An individual receiving a COVID-19 vaccine. Matt Rourke/AP Photo

New study correlates failure of Trump policies with massive death toll

The Lancet, one of the oldest and most respected science and medical academic journals in the United States, issued an exhaustive study on Feb. 10 lambasting the Trump administration’s public health response to COVID-19 and alleging that at least 40% of U.S. deaths were avoidable. 

According to the report, entitled “Public policy and health in the Trump era,” former President Donald Trump “exploited low and middle-income white people’s anger over their deteriorating life prospects to [mobilize] racial animus and xenophobia and enlist their support for policies that benefit high-income people and corporations and threaten health.” 

They concluded that America’s response to the coronavirus pandemic failed in both policy and practice compared to that of economic peers such as Japan, Canada and other G-7 countries. 

In relation to the global total, the U.S. currently leads in both total cases and deaths. Although the study does not place blame solely on the former president’s shoulders, their analysis claims that hundreds of thousands of lives could have been saved had proper measures been taken. 

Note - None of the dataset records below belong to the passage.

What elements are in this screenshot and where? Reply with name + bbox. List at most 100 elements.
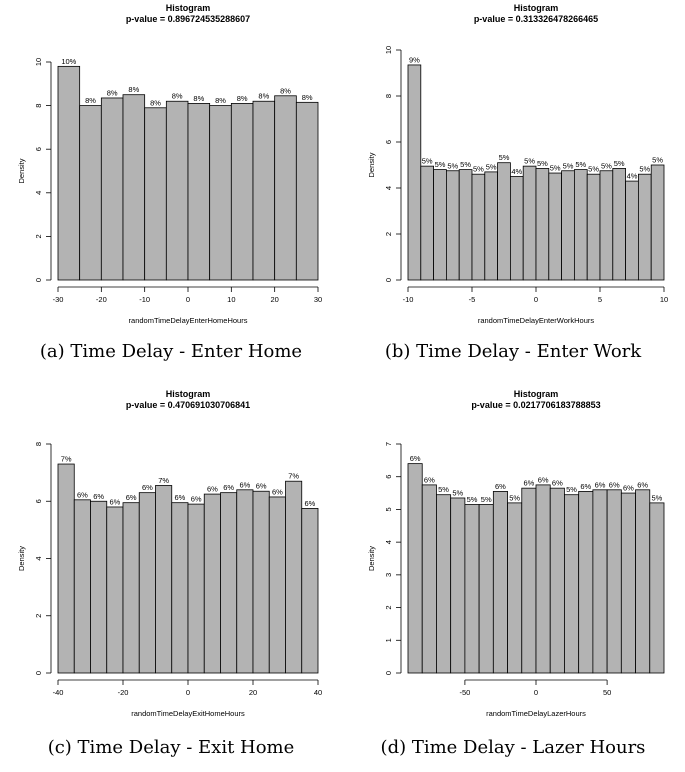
x-tick-label: 30	[314, 295, 322, 304]
bar-percent-label: 5%	[651, 493, 662, 502]
histogram-bar	[100, 97, 124, 281]
y-tick-label: 0	[384, 671, 393, 675]
bar-percent-label: 5%	[575, 160, 586, 169]
bar-percent-label: 6%	[109, 497, 120, 506]
bar-percent-label: 9%	[409, 55, 420, 64]
histogram-bar	[421, 484, 437, 674]
x-tick-label: 50	[603, 688, 611, 697]
bar-percent-label: 6%	[77, 490, 88, 499]
x-tick-label: -10	[139, 295, 150, 304]
x-tick-label: 0	[186, 295, 190, 304]
bar-percent-label: 6%	[126, 493, 137, 502]
y-axis-label: Density	[367, 546, 376, 571]
x-tick-label: -50	[459, 688, 470, 697]
bar-percent-label: 5%	[447, 161, 458, 170]
bar-percent-label: 7%	[288, 472, 299, 481]
histogram-bar	[548, 172, 563, 281]
histogram-bar	[535, 168, 550, 281]
bar-percent-label: 6%	[595, 480, 606, 489]
y-tick-label: 2	[34, 614, 43, 618]
bar-percent-label: 6%	[523, 479, 534, 488]
histogram-bar	[285, 480, 303, 674]
histogram-bar	[561, 170, 575, 281]
histogram-bar	[522, 165, 537, 281]
histogram-bar	[122, 94, 146, 281]
histogram-bar	[295, 101, 319, 281]
bar-percent-label: 6%	[191, 495, 202, 504]
histogram-bar	[578, 491, 594, 674]
bar-percent-label: 5%	[639, 165, 650, 174]
bar-percent-label: 6%	[580, 482, 591, 491]
bar-percent-label: 10%	[61, 57, 76, 66]
y-tick-label: 5	[384, 507, 393, 511]
y-tick-label: 2	[34, 234, 43, 238]
histogram-bar	[171, 502, 189, 674]
y-tick-label: 0	[384, 278, 393, 282]
histogram-bar	[203, 493, 221, 674]
histogram-bar	[274, 95, 297, 281]
y-tick-label: 0	[34, 671, 43, 675]
bar-percent-label: 5%	[460, 160, 471, 169]
y-tick-label: 4	[34, 556, 43, 560]
bar-percent-label: 8%	[150, 98, 161, 107]
bar-percent-label: 8%	[280, 86, 291, 95]
chart-title: Histogram	[166, 389, 211, 399]
histogram-bar	[484, 171, 499, 281]
y-tick-label: 8	[34, 104, 43, 108]
bar-percent-label: 5%	[509, 493, 520, 502]
bar-percent-label: 5%	[467, 495, 478, 504]
bar-percent-label: 5%	[481, 495, 492, 504]
histogram-bar	[592, 489, 608, 674]
histogram-bar	[230, 103, 254, 281]
x-tick-label: -5	[469, 295, 476, 304]
bar-percent-label: 6%	[272, 487, 283, 496]
y-tick-label: 4	[384, 186, 393, 190]
histogram-bar	[521, 487, 537, 674]
histogram-bar	[492, 491, 508, 674]
bar-percent-label: 6%	[304, 499, 315, 508]
y-tick-label: 0	[34, 278, 43, 282]
bar-percent-label: 6%	[223, 483, 234, 492]
histogram-bar	[436, 494, 452, 674]
figure-caption-b: (b) Time Delay - Enter Work	[384, 341, 642, 362]
y-tick-label: 10	[384, 46, 393, 54]
y-tick-label: 7	[384, 442, 393, 446]
y-tick-label: 2	[384, 605, 393, 609]
histogram-bar	[301, 508, 319, 674]
histogram-bar	[209, 105, 232, 281]
bar-percent-label: 8%	[85, 96, 96, 105]
bar-percent-label: 6%	[623, 484, 634, 493]
x-axis-label: randomTimeDelayExitHomeHours	[131, 709, 245, 718]
bar-percent-label: 6%	[637, 480, 648, 489]
y-tick-label: 2	[384, 232, 393, 236]
bar-percent-label: 6%	[410, 454, 421, 463]
histogram-bar	[458, 169, 473, 281]
histogram-panel-c: Histogram p-value = 0.470691030706841 7% 6%…	[0, 386, 342, 731]
histogram-bar	[407, 463, 423, 674]
histogram-bar	[90, 500, 108, 674]
histogram-bar	[252, 490, 270, 674]
histogram-bar	[650, 164, 665, 281]
bar-percent-label: 5%	[438, 485, 449, 494]
x-tick-label: 0	[534, 688, 538, 697]
histogram-panel-b: Histogram p-value = 0.313326478266465 9% 5%…	[342, 0, 684, 335]
y-axis-label: Density	[367, 152, 376, 177]
x-tick-label: -20	[96, 295, 107, 304]
x-tick-label: 10	[660, 295, 668, 304]
bar-percent-label: 8%	[128, 85, 139, 94]
y-axis-label: Density	[17, 546, 26, 571]
bar-percent-label: 8%	[215, 96, 226, 105]
bar-percent-label: 5%	[563, 161, 574, 170]
histogram-bar	[187, 103, 211, 281]
histogram-bar	[236, 489, 254, 674]
x-tick-label: 40	[314, 688, 322, 697]
bar-percent-label: 4%	[627, 172, 638, 181]
bar-percent-label: 5%	[452, 488, 463, 497]
y-tick-label: 8	[34, 442, 43, 446]
bar-percent-label: 6%	[207, 485, 218, 494]
histogram-bar	[420, 165, 435, 281]
histogram-bar	[497, 162, 511, 281]
x-axis-label: randomTimeDelayLazerHours	[486, 709, 586, 718]
histogram-bar	[138, 492, 156, 674]
bar-percent-label: 6%	[424, 475, 435, 484]
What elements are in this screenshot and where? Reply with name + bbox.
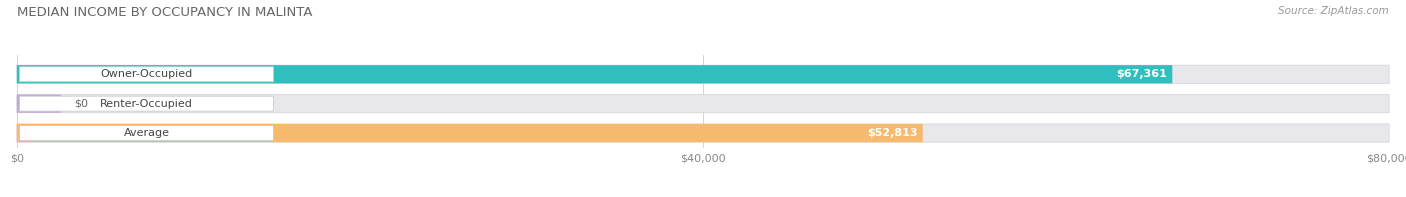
FancyBboxPatch shape — [17, 95, 60, 113]
FancyBboxPatch shape — [17, 124, 922, 142]
Text: $67,361: $67,361 — [1116, 69, 1167, 79]
FancyBboxPatch shape — [20, 96, 274, 111]
FancyBboxPatch shape — [17, 65, 1173, 83]
FancyBboxPatch shape — [20, 67, 274, 82]
Text: $0: $0 — [75, 99, 89, 109]
FancyBboxPatch shape — [17, 124, 1389, 142]
Text: Owner-Occupied: Owner-Occupied — [100, 69, 193, 79]
FancyBboxPatch shape — [17, 95, 1389, 113]
Text: $52,813: $52,813 — [866, 128, 917, 138]
FancyBboxPatch shape — [20, 125, 274, 140]
Text: Renter-Occupied: Renter-Occupied — [100, 99, 193, 109]
Text: MEDIAN INCOME BY OCCUPANCY IN MALINTA: MEDIAN INCOME BY OCCUPANCY IN MALINTA — [17, 6, 312, 19]
Text: Source: ZipAtlas.com: Source: ZipAtlas.com — [1278, 6, 1389, 16]
FancyBboxPatch shape — [17, 65, 1389, 83]
Text: Average: Average — [124, 128, 170, 138]
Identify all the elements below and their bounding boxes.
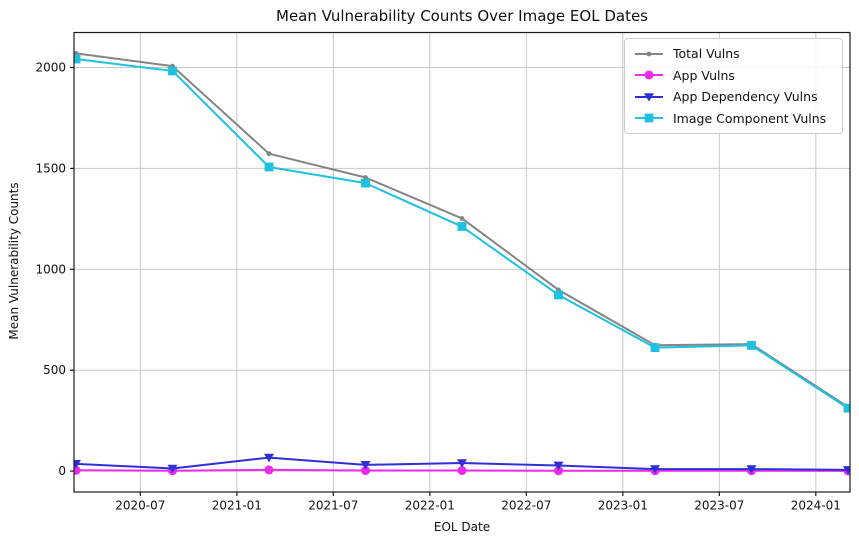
legend-marker-shape bbox=[646, 51, 652, 57]
x-tick-label: 2022-01 bbox=[405, 499, 455, 513]
legend-marker-dot-icon bbox=[635, 51, 663, 57]
series-group bbox=[74, 50, 850, 476]
x-tick-label: 2020-07 bbox=[115, 499, 165, 513]
x-tick-label: 2021-07 bbox=[308, 499, 358, 513]
x-tick-label: 2023-07 bbox=[694, 499, 744, 513]
series-marker-app-dependency-vulns bbox=[842, 466, 850, 475]
legend-marker-circle-icon bbox=[635, 70, 663, 80]
series-marker-total-vulns bbox=[363, 175, 368, 180]
legend-item-image-component-vulns: Image Component Vulns bbox=[633, 108, 834, 130]
legend-marker-shape bbox=[644, 92, 654, 102]
y-tick-label: 1000 bbox=[35, 262, 66, 276]
series-marker-image-component-vulns bbox=[843, 403, 850, 413]
legend-marker-shape bbox=[644, 70, 654, 80]
series-marker-image-component-vulns bbox=[554, 290, 563, 300]
y-axis-label: Mean Vulnerability Counts bbox=[7, 182, 21, 340]
legend-item-total-vulns: Total Vulns bbox=[633, 43, 834, 65]
x-axis-label: EOL Date bbox=[433, 520, 491, 534]
series-marker-app-dependency-vulns bbox=[360, 461, 371, 470]
series-marker-total-vulns bbox=[266, 151, 272, 157]
series-marker-image-component-vulns bbox=[650, 343, 660, 353]
series-marker-app-vulns bbox=[361, 466, 371, 476]
legend: Total Vulns App Vulns App Dependency Vulns… bbox=[624, 38, 843, 134]
x-tick-label: 2021-01 bbox=[212, 499, 262, 513]
x-tick-label: 2023-01 bbox=[598, 499, 648, 513]
series-marker-image-component-vulns bbox=[361, 178, 370, 188]
legend-marker-shape bbox=[644, 113, 654, 123]
legend-marker-square-icon bbox=[635, 113, 663, 123]
series-marker-app-dependency-vulns bbox=[264, 453, 275, 463]
series-marker-image-component-vulns bbox=[747, 340, 756, 350]
series-marker-app-vulns bbox=[457, 466, 467, 476]
series-marker-total-vulns bbox=[459, 216, 465, 221]
series-marker-app-dependency-vulns bbox=[649, 465, 660, 474]
series-marker-image-component-vulns bbox=[74, 54, 81, 64]
legend-label: App Dependency Vulns bbox=[673, 89, 818, 105]
series-marker-app-vulns bbox=[553, 466, 563, 476]
chart-title: Mean Vulnerability Counts Over Image EOL… bbox=[276, 7, 648, 25]
series-marker-image-component-vulns bbox=[168, 66, 177, 76]
series-marker-image-component-vulns bbox=[457, 222, 467, 231]
legend-label: Image Component Vulns bbox=[673, 110, 827, 126]
legend-item-app-vulns: App Vulns bbox=[633, 65, 834, 87]
series-marker-app-dependency-vulns bbox=[457, 459, 467, 468]
y-tick-label: 0 bbox=[58, 464, 66, 478]
series-marker-image-component-vulns bbox=[264, 162, 274, 172]
legend-item-app-dependency-vulns: App Dependency Vulns bbox=[633, 86, 834, 108]
y-tick-label: 1500 bbox=[35, 161, 66, 175]
series-marker-total-vulns bbox=[74, 50, 79, 56]
series-marker-app-dependency-vulns bbox=[746, 465, 757, 474]
x-tick-label: 2022-07 bbox=[501, 499, 551, 513]
y-tick-label: 2000 bbox=[35, 61, 66, 75]
series-marker-app-dependency-vulns bbox=[167, 464, 178, 474]
legend-label: App Vulns bbox=[673, 67, 735, 83]
legend-label: Total Vulns bbox=[673, 46, 740, 62]
legend-marker-triangle-down-icon bbox=[635, 92, 663, 102]
x-tick-label: 2024-01 bbox=[791, 499, 841, 513]
series-marker-app-dependency-vulns bbox=[553, 461, 564, 471]
series-marker-app-dependency-vulns bbox=[74, 460, 82, 469]
axes-spines bbox=[73, 31, 851, 493]
series-marker-app-vulns bbox=[74, 465, 81, 475]
y-tick-label: 500 bbox=[43, 363, 66, 377]
series-marker-app-vulns bbox=[264, 465, 274, 475]
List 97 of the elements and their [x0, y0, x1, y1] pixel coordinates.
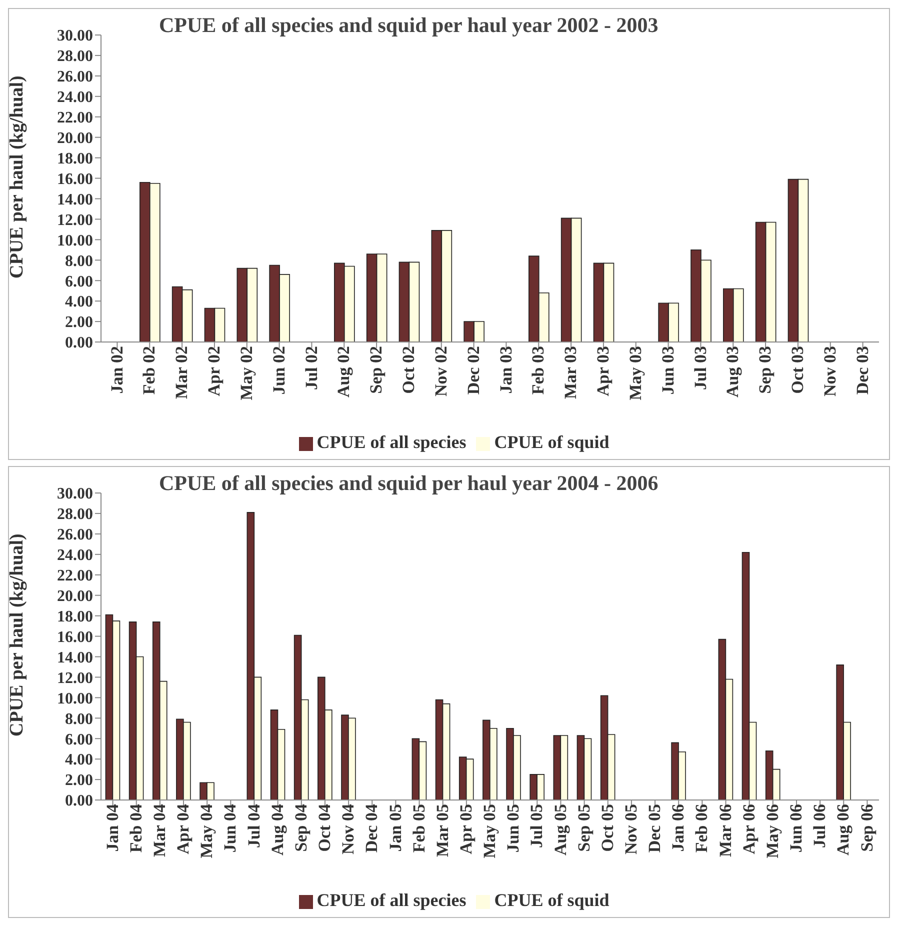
x-tick-label: Apr 06 [739, 804, 758, 854]
x-tick-label: Dec 03 [852, 346, 872, 395]
x-tick-label: Sep 02 [366, 346, 386, 394]
y-tick-label: 18.00 [57, 608, 93, 626]
x-tick-label: Aug 04 [268, 804, 287, 856]
x-tick-label: May 02 [236, 346, 256, 400]
x-tick-label: Mar 03 [561, 346, 580, 400]
y-tick-label: 10.00 [57, 690, 93, 708]
x-tick-label: Dec 04 [362, 804, 382, 853]
y-tick-label: 20.00 [57, 130, 93, 148]
y-tick-label: 2.00 [65, 314, 93, 332]
y-tick-label: 0.00 [65, 792, 93, 810]
y-tick-label: 30.00 [57, 486, 93, 503]
x-tick-label: May 04 [197, 804, 216, 858]
x-tick-label: Jul 06 [810, 804, 830, 848]
y-tick-label: 20.00 [57, 588, 93, 606]
y-tick-label: 8.00 [65, 252, 93, 270]
y-tick-label: 4.00 [65, 752, 93, 769]
x-tick-label: Jul 04 [244, 804, 264, 848]
x-tick-label: Mar 04 [150, 804, 170, 858]
y-tick-label: 22.00 [57, 110, 93, 127]
x-tick-label: Sep 06 [857, 804, 876, 852]
y-tick-label: 18.00 [57, 150, 93, 168]
x-tick-label: Jan 04 [102, 804, 122, 852]
x-tick-label: Oct 02 [399, 346, 418, 394]
y-tick-label: 28.00 [57, 48, 93, 66]
y-tick-label: 22.00 [57, 568, 93, 585]
x-tick-label: Feb 03 [528, 346, 548, 395]
x-tick-label: Aug 05 [550, 804, 570, 856]
x-tick-label: May 06 [762, 804, 782, 858]
y-axis-title: CPUE per haul (kg/hual) [6, 76, 28, 278]
x-tick-label: Nov 04 [338, 804, 358, 855]
y-tick-label: 12.00 [57, 212, 93, 229]
x-tick-label: Apr 02 [204, 346, 224, 396]
x-tick-label: Sep 04 [291, 804, 310, 852]
chart-title: CPUE of all species and squid per haul year 2004 - 2006 [159, 471, 658, 496]
x-tick-label: Aug 02 [334, 346, 354, 398]
x-tick-label: Feb 06 [692, 804, 712, 853]
x-tick-label: Jun 05 [504, 804, 523, 853]
x-tick-label: May 05 [480, 804, 500, 858]
y-tick-label: 16.00 [57, 628, 93, 646]
y-tick-label: 14.00 [57, 649, 93, 666]
x-tick-label: Oct 03 [788, 346, 808, 394]
x-tick-label: Jan 02 [107, 346, 126, 394]
y-tick-label: 26.00 [57, 68, 93, 86]
x-tick-label: Jun 03 [658, 346, 678, 395]
x-tick-label: Jan 03 [496, 346, 516, 394]
x-tick-label: Aug 06 [834, 804, 853, 856]
chart-title: CPUE of all species and squid per haul year 2002 - 2003 [159, 13, 658, 38]
x-tick-label: Apr 04 [174, 804, 193, 854]
y-tick-label: 0.00 [65, 334, 93, 352]
legend-label: CPUE of all species [316, 432, 466, 452]
x-tick-label: Jul 02 [302, 346, 321, 390]
x-tick-label: Mar 06 [716, 804, 735, 858]
x-tick-label: Feb 05 [409, 804, 428, 853]
x-tick-label: Nov 05 [622, 804, 641, 855]
x-tick-label: Dec 02 [464, 346, 483, 395]
x-tick-label: Nov 03 [820, 346, 840, 397]
x-tick-label: Mar 02 [172, 346, 192, 400]
x-tick-label: Mar 05 [432, 804, 452, 858]
x-tick-label: May 03 [626, 346, 645, 400]
y-tick-label: 8.00 [65, 710, 93, 728]
y-tick-label: 6.00 [65, 273, 93, 290]
x-tick-label: Feb 04 [126, 804, 146, 853]
y-tick-label: 24.00 [57, 547, 93, 564]
x-tick-label: Sep 03 [756, 346, 775, 394]
y-tick-label: 12.00 [57, 670, 93, 687]
legend-label: CPUE of all species [316, 890, 466, 910]
legend-label: CPUE of squid [494, 890, 610, 910]
y-tick-label: 28.00 [57, 506, 93, 524]
x-tick-label: Jun 04 [220, 804, 240, 853]
y-tick-label: 6.00 [65, 731, 93, 748]
legend-label: CPUE of squid [494, 432, 610, 452]
x-tick-label: Oct 05 [598, 804, 617, 852]
x-tick-label: Jun 02 [269, 346, 288, 395]
x-tick-label: Oct 04 [315, 804, 334, 852]
x-tick-label: Jul 03 [690, 346, 710, 390]
y-tick-label: 4.00 [65, 294, 93, 311]
y-tick-label: 24.00 [57, 89, 93, 106]
y-tick-label: 16.00 [57, 170, 93, 188]
x-tick-label: Sep 05 [574, 804, 594, 852]
y-tick-label: 30.00 [57, 28, 93, 45]
x-tick-label: Nov 02 [431, 346, 450, 397]
x-tick-label: Aug 03 [723, 346, 742, 398]
y-tick-label: 14.00 [57, 191, 93, 208]
x-tick-label: Jan 06 [668, 804, 688, 852]
x-tick-label: Apr 05 [456, 804, 476, 854]
y-tick-label: 2.00 [65, 772, 93, 790]
y-axis-title: CPUE per haul (kg/hual) [6, 534, 28, 736]
x-tick-label: Apr 03 [594, 346, 613, 396]
x-tick-label: Jun 06 [786, 804, 806, 853]
y-tick-label: 10.00 [57, 232, 93, 250]
x-tick-label: Jul 05 [527, 804, 546, 848]
x-tick-label: Jan 05 [386, 804, 405, 852]
x-tick-label: Feb 02 [140, 346, 159, 395]
x-tick-label: Dec 05 [645, 804, 664, 853]
y-tick-label: 26.00 [57, 526, 93, 544]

The journal also mentions the fact that there were dozens of “pandemic preparedness exercises” under Trump’s administration and several prior administrations which laid out nearly the exact same scenario which the U.S. found itself in at the beginning of the pandemic. Despite this, Trump falsely stated in March 2020, “nobody knew there’d be a pandemic or an epidemic of this proportion. Nobody’s ever seen anything like this before.”

Two U.S. government/non-governmental organization (NGO) scenarios in particular evince their relevance to the current pandemic, one dubbed “Event 201” and the other entitled “Crimson Contagion,” with each “tabletop exercise” occurring during Trump’s administration in 2019. 

Event 201, which was named for the estimated 200 “epidemic events” that occur on average every year globally, was conducted to predict what could occur in a deadly novel coronavirus outbreak. The Johns Hopkins Center for Health Security hosted Event 201 on Oct. 18, 2019 in New York City in partnership with the World Economic Forum and the Bill and Melinda Gates Foundation. 

Nature Magazine provided a brief description of the exercise in an August 2020 article entitled “Two decades of pandemic war games failed to account for Donald Trump.” According to the report, Event 201 anticipated the possible failures of America’s COVID-19 response, including failed travel bans, PPE shortages and other critical pitfalls of public policy. The scenario, however, couldn’t predict Trump.

 

The second 2019 exercise, Crimson Contagion, was not all too dissimilar from the first. The joint exercise, headed by former Department of Health and Human Services Secretary Alex Azar, was conducted from January–August 2019. 

Dozens of national, state and local, private and public entities in the U.S. participated in order to “test the capacity of the federal government and twelve states to respond to a severe pandemic of influenza originating in China,” according to an analysis by The New York Times.

The simulation, which was conducted just a few months before the beginning of the current pandemic, involved a scenario in which tourists returning from China spread a respiratory virus, infecting and killing the population at an even faster rate than COVID-19.

The HHS report released at the terminus of the exercise summarizes the government’s limited capacity to respond to a pandemic, with federal agencies lacking funds, coordination and resources to facilitate an effective response to the virus. Allegedly, this report had been presented to Trump to no avail. 

Considering the current death toll, some experts have elucidated a path forward by looking backwards. 

“From a public health perspective [the Lancet study] highlights the real costs of dismantling decades of pandemic preparation and planning at the CDC for a lethal respiratory borne virus,” said Professor David Bangsberg, founding dean of Oregon Health and Science University at the Portland State School of Public Health. “It also highlights the costs of ignoring and discrediting science-based policies to respond to a pandemic as well as the importance of clear and decisive federal leadership to build public trust and necessary national infrastructure to promote life-saving policies.”

Bangsberg did not mention the possibilities of future viral outbreaks and these so-called “epidemic events,” 200 or more a year of which happen globally. The World Health Organization stated in October 2020 that “COVID-19 will not be the world’s last health emergency and there is an urgent need for sustainable health emergency preparedness to deal with the next one.”

“We have paid the cost in both lives as well as exacerbating inequities of historically oppressed groups, particularly in Black, Latinx, Indigenous and other communities of color,” Bangsberg said. “Disregard for science-based public health policy not only negatively impacted our response to COVID-19, but an array of local, national and climate related forces that create and sustain inequity.”